Le Ramadan au milieu des décombres de Gaza
Le moment du maghreb (la prière du soir) s’approche : dans quelques minutes, toutes les familles musulmanes de Gaza se réuniront autour de la table pour rompre le jeûne qu’ils doivent faire du lever au coucher du soleil. C’est un moment de pardon, réflexion et bonne volonté.
Pendant vingt ans, Saleh Abou Aser, 36 ans, a été fier de respecter ces mêmes traditions chaque année à l’occasion du mois sacré du ramadan. Mais cette année, c’est différent. Au lieu de se réunir dans leur agréable séjour, la famille de Saleh Abou Aser se retrouve à s’assoir sur une petite couverture étalée sur la superficie dure du sol exposé.
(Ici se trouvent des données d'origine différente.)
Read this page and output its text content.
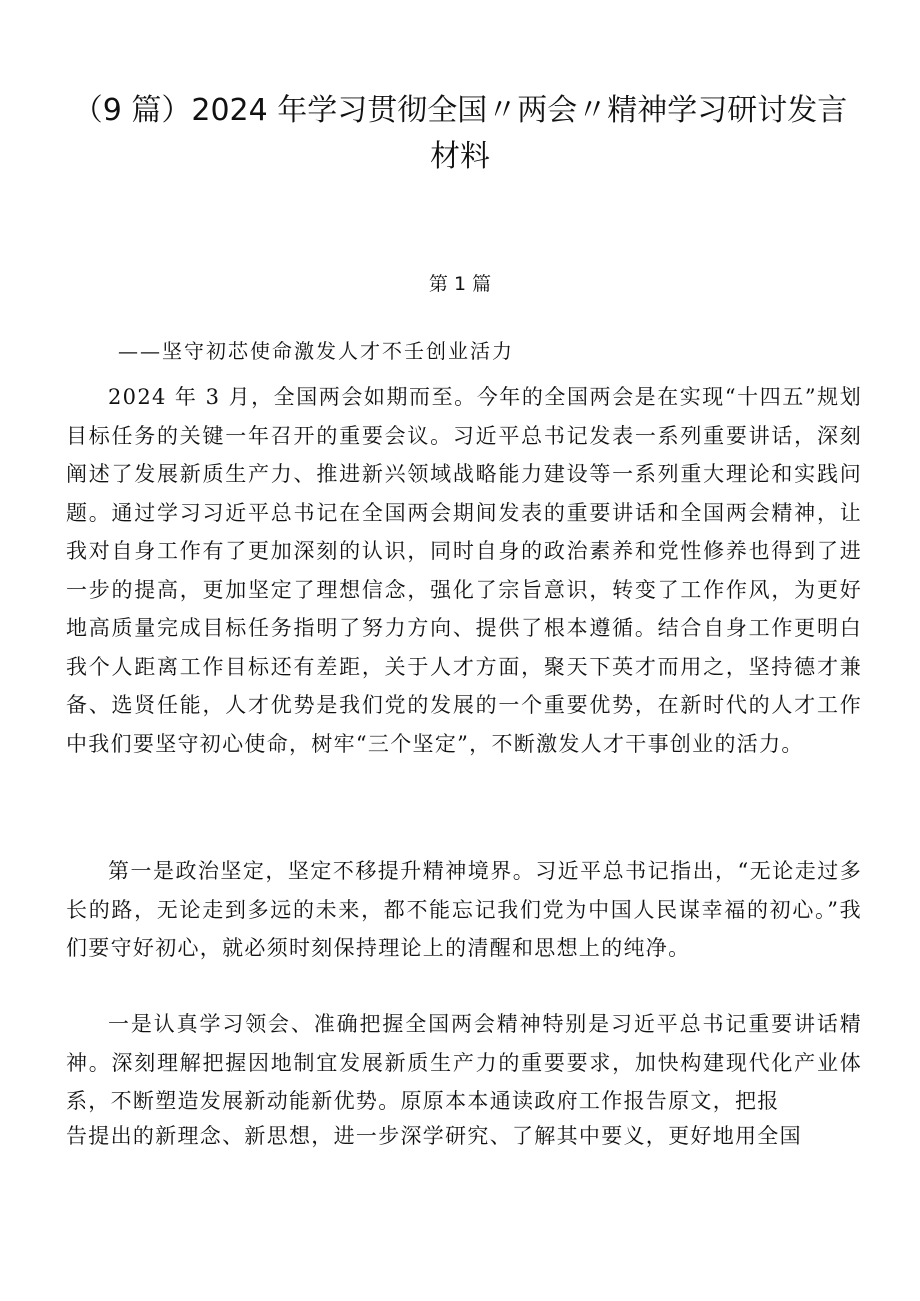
（9 篇）2024 年学习贯彻全国〃两会〃精神学习研讨发言材料
第 1 篇
——坚守初芯使命激发人才不壬创业活力

2024 年 3 月，全国两会如期而至。今年的全国两会是在实现“十四五”规划目标任务的关键一年召开的重要会议。习近平总书记发表一系列重要讲话，深刻阐述了发展新质生产力、推进新兴领域战略能力建设等一系列重大理论和实践问题。通过学习习近平总书记在全国两会期间发表的重要讲话和全国两会精神，让我对自身工作有了更加深刻的认识，同时自身的政治素养和党性修养也得到了进一步的提高，更加坚定了理想信念，强化了宗旨意识，转变了工作作风，为更好地高质量完成目标任务指明了努力方向、提供了根本遵循。结合自身工作更明白我个人距离工作目标还有差距，关于人才方面，聚天下英才而用之，坚持德才兼备、选贤任能，人才优势是我们党的发展的一个重要优势，在新时代的人才工作中我们要坚守初心使命，树牢“三个坚定”，不断激发人才干事创业的活力。

第一是政治坚定，坚定不移提升精神境界。习近平总书记指出，“无论走过多长的路，无论走到多远的未来，都不能忘记我们党为中国人民谋幸福的初心。”我们要守好初心，就必须时刻保持理论上的清醒和思想上的纯净。

一是认真学习领会、准确把握全国两会精神特别是习近平总书记重要讲话精神。深刻理解把握因地制宜发展新质生产力的重要要求，加快构建现代化产业体系，不断塑造发展新动能新优势。原原本本通读政府工作报告原文，把报

告提出的新理念、新思想，进一步深学研究、了解其中要义，更好地用全国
La famille doit maintenant s’assoir sur ce qui reste de leur foyer, détruit pendant l’attaque militaire lancée par Israël l’été dernier.
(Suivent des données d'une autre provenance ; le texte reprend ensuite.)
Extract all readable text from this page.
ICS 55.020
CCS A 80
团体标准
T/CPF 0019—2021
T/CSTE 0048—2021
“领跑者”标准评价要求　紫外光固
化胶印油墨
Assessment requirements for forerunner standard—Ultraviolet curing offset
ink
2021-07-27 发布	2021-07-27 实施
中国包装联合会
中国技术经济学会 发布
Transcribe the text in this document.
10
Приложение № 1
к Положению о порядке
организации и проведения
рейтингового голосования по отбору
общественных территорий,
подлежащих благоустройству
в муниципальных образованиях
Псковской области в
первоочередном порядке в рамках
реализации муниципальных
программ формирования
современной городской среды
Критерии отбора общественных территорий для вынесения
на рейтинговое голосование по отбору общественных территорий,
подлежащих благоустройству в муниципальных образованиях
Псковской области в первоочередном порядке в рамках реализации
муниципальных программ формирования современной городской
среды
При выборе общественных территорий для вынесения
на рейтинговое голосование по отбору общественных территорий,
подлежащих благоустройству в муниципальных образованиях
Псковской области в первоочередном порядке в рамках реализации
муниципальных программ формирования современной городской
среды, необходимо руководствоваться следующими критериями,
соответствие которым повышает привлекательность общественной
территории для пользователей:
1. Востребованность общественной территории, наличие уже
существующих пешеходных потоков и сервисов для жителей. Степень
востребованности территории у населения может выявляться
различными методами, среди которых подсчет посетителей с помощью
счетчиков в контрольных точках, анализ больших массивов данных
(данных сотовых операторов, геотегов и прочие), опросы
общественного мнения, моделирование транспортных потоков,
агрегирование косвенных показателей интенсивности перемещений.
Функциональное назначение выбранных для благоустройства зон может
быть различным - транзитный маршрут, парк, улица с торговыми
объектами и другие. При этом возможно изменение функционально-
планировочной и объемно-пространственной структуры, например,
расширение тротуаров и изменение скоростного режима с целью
« Nous avions un logement de 300 mètres carrés pour les 35 membres de notre famille, et maintenant tout ce qui nous reste est 30 mètres de ruines et de décombres », dit Saleh Abou Aser, alors que sa femme le rejoint avec un bol de roquette fraiche.
Dareen Abou Aser, la femme de Saleh, qui a aussi 36 ans et qui est dans un état avancé de grossesse, prépare des plats simples comme la salade au tahini, du riz mélangé avec du pain frais, et des jus de fruits dans ce qui est maintenant devenu littéralement une cuisine en plein air.
« J’avais une cuisine bien équipée, mais maintenant je dois faire la cuisine dans ce coin, près d’un mur qui risque de s’effondrer à n’importe quel instant », dit Dareen.
S’il venait à s’effondrer, la famille n’aurait nulle part où aller, et Dareen sait bien que l’option de se réfugier dans les écoles et abris gérés par les Nations unies n’est jamais une option sûre, puisqu’Israël prend ces installations civiles pour cible.
Ils se sont réfugiés dans les écoles des Nations unies pendant des mois après la guerre des 51 jours en 2014.
Cette guerre a fait 2 250 morts palestiniens, dont environ 551 enfants. Les Palestiniens de Gaza en sont rappelés maintenant, après la publication du rapport le plus récent des Nations unies, qui déclare qu’aussi bien Israël que la Palestine peuvent avoir commis des crimes de guerre.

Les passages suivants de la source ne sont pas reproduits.